THE DUDE IN THE DO-RAG
Stood in the entranceway of a West Side corner store where Que had stopped to buy a Swisher Sweet for the blunt we’d be smoking on the way back from the projects. Que told me he’d be right back, hopped out of the car and headed for the entrance. The Dude in the Do-Rag (tall, early 30s) eyed him hard the whole way. I looked around at the wintry West Side environs in which we were parked—groups of young men in pullover Starter coats sagging their jeans in defiance of Newton, wearing brand new Jordans with the tongues flared out. The sound of bass ebbed and flowed as hoopties rolled by, outfitted with enormous rims (there is something especially significant about shoes in the ghetto—people are shot and killed over shoes, the tires and rims which the ghettoese buy to separate their hoopties from the pack are colloquially called “shoes,” the quickest way to tell what kind of person you’re dealing with in the ghetto is to look at their shoes—no laces, fresh out of county— nice sneakers, a relatively functional individual, for better or worse— torn-up shoes: homeless, possibly a junky).
As Que disappeared into the corner store, Dude in the Do-Rag turned around and blocked the entrance, arms spanning the doorframe. This was the point of my inaugural Voyage to the Projects where fear first kicked in. Dude in the Do-Rag was wearing red, straight Chicago Bulls gear, likely a Black P. Stone in a Stone neighborhood, with Que, a GD—my ride and only hope for survival in this city—trapped inside. If something went down I’d be left alone on the West Side of Chicago, a suburban kid with twenty bucks in his pocket and a car with no keys. As tough as Que was, Dude in the Do-Rag looked tougher, older, bigger, and I sat watching, half-fascinated, half-terrified, to see how Que would handle this.
Que shoved his way past the dude, muttering, “excuse me,” if I lip-read correctly, even as he dug his shoulder hard into dude’s chest. I expected a fight to ensue, but the Dude in the Do-Rag only stepped outside the corner store to watch Que as he walked back to our car, and then, losing interest, turned back around to resume his doorway post, fully satisfied with all that had transpired, in some mysterious sense.
“Can’t let motherfuckers think you scared,” Que said as we pulled out of the parking lot, both as an explanation of how he’d just handled the shit, and, I quietly realized, as an admonishment.
I didn’t belong in the ghetto, hanging with the ghetto crowd; this truth would be borne out by time. I was far too anxious, neurotic, cowardly, I guess, to run with the kids from the hood, a fact which, looking back, I’m sure they all instantly knew. I hoped for a while that being the son of a black bluesman would score me some kind of points with the ghetto kids, but it turned out to hold very little currency, with the exception of a couple “that’s coo”s whenever I drew someone’s attention to the fact that the rapper Nas’ father had been a bluesman—
Pops was smooth, from his top to his shoes
Sang the blues, guitar strings he played, smokin’ his Kools
Duke Ellington hat, picture this yo, seventies cat.

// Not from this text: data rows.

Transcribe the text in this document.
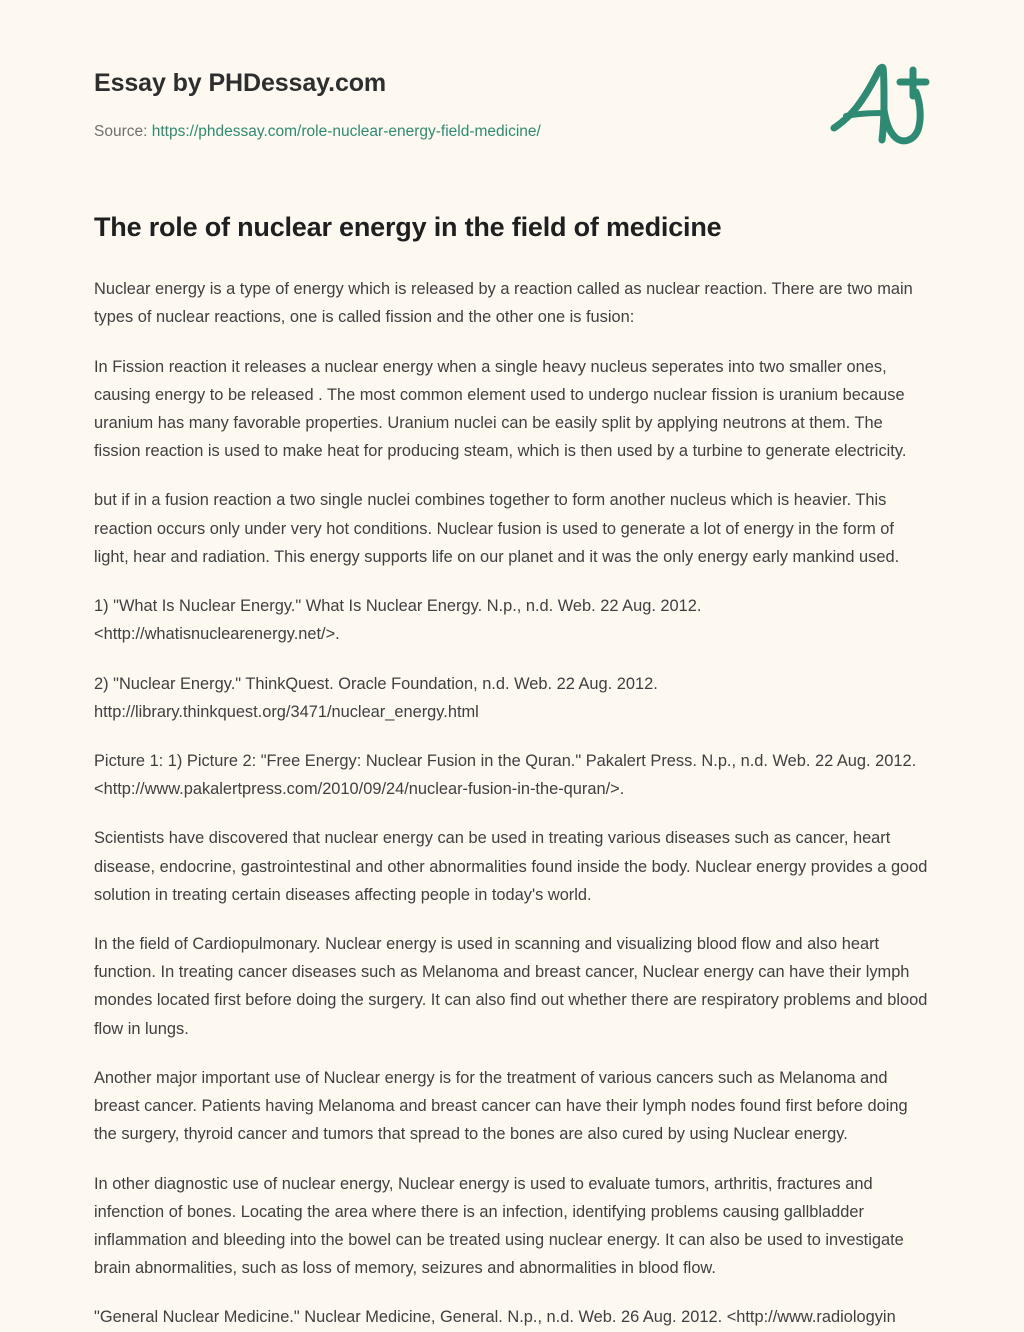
Essay by PHDessay.com
Source: https://phdessay.com/role-nuclear-energy-field-medicine/
The role of nuclear energy in the field of medicine

Nuclear energy is a type of energy which is released by a reaction called as nuclear reaction. There are two main types of nuclear reactions, one is called fission and the other one is fusion:

In Fission reaction it releases a nuclear energy when a single heavy nucleus seperates into two smaller ones, causing energy to be released . The most common element used to undergo nuclear fission is uranium because uranium has many favorable properties. Uranium nuclei can be easily split by applying neutrons at them. The fission reaction is used to make heat for producing steam, which is then used by a turbine to generate electricity.

but if in a fusion reaction a two single nuclei combines together to form another nucleus which is heavier. This reaction occurs only under very hot conditions. Nuclear fusion is used to generate a lot of energy in the form of light, hear and radiation. This energy supports life on our planet and it was the only energy early mankind used.

1) "What Is Nuclear Energy." What Is Nuclear Energy. N.p., n.d. Web. 22 Aug. 2012. <http://whatisnuclearenergy.net/>.

2) "Nuclear Energy." ThinkQuest. Oracle Foundation, n.d. Web. 22 Aug. 2012. http://library.thinkquest.org/3471/nuclear_energy.html

Picture 1: 1) Picture 2: "Free Energy: Nuclear Fusion in the Quran." Pakalert Press. N.p., n.d. Web. 22 Aug. 2012. <http://www.pakalertpress.com/2010/09/24/nuclear-fusion-in-the-quran/>.

Scientists have discovered that nuclear energy can be used in treating various diseases such as cancer, heart disease, endocrine, gastrointestinal and other abnormalities found inside the body. Nuclear energy provides a good solution in treating certain diseases affecting people in today's world.

In the field of Cardiopulmonary. Nuclear energy is used in scanning and visualizing blood flow and also heart function. In treating cancer diseases such as Melanoma and breast cancer, Nuclear energy can have their lymph mondes located first before doing the surgery. It can also find out whether there are respiratory problems and blood flow in lungs.

Another major important use of Nuclear energy is for the treatment of various cancers such as Melanoma and breast cancer. Patients having Melanoma and breast cancer can have their lymph nodes found first before doing the surgery, thyroid cancer and tumors that spread to the bones are also cured by using Nuclear energy.

In other diagnostic use of nuclear energy, Nuclear energy is used to evaluate tumors, arthritis, fractures and infenction of bones. Locating the area where there is an infection, identifying problems causing gallbladder inflammation and bleeding into the bowel can be treated using nuclear energy. It can also be used to investigate brain abnormalities, such as loss of memory, seizures and abnormalities in blood flow.

"General Nuclear Medicine." Nuclear Medicine, General. N.p., n.d. Web. 26 Aug. 2012. <http://www.radiologyin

—that Buddy Guy’s daughter was the Chicago rapper Shawnna, who would one day be featured on Ludacris’ “What’s Your Fantasy”—
But I gotta, kn-kn-kn-know what-what’s your fan-ta-ta-sy
—that a couple of Outkast samples had been taken from blues songs, and, some years later, that the entire intro to The Wire involved the blues.
Though, if you really thought about it, maybe all of the The Wire involved the blues.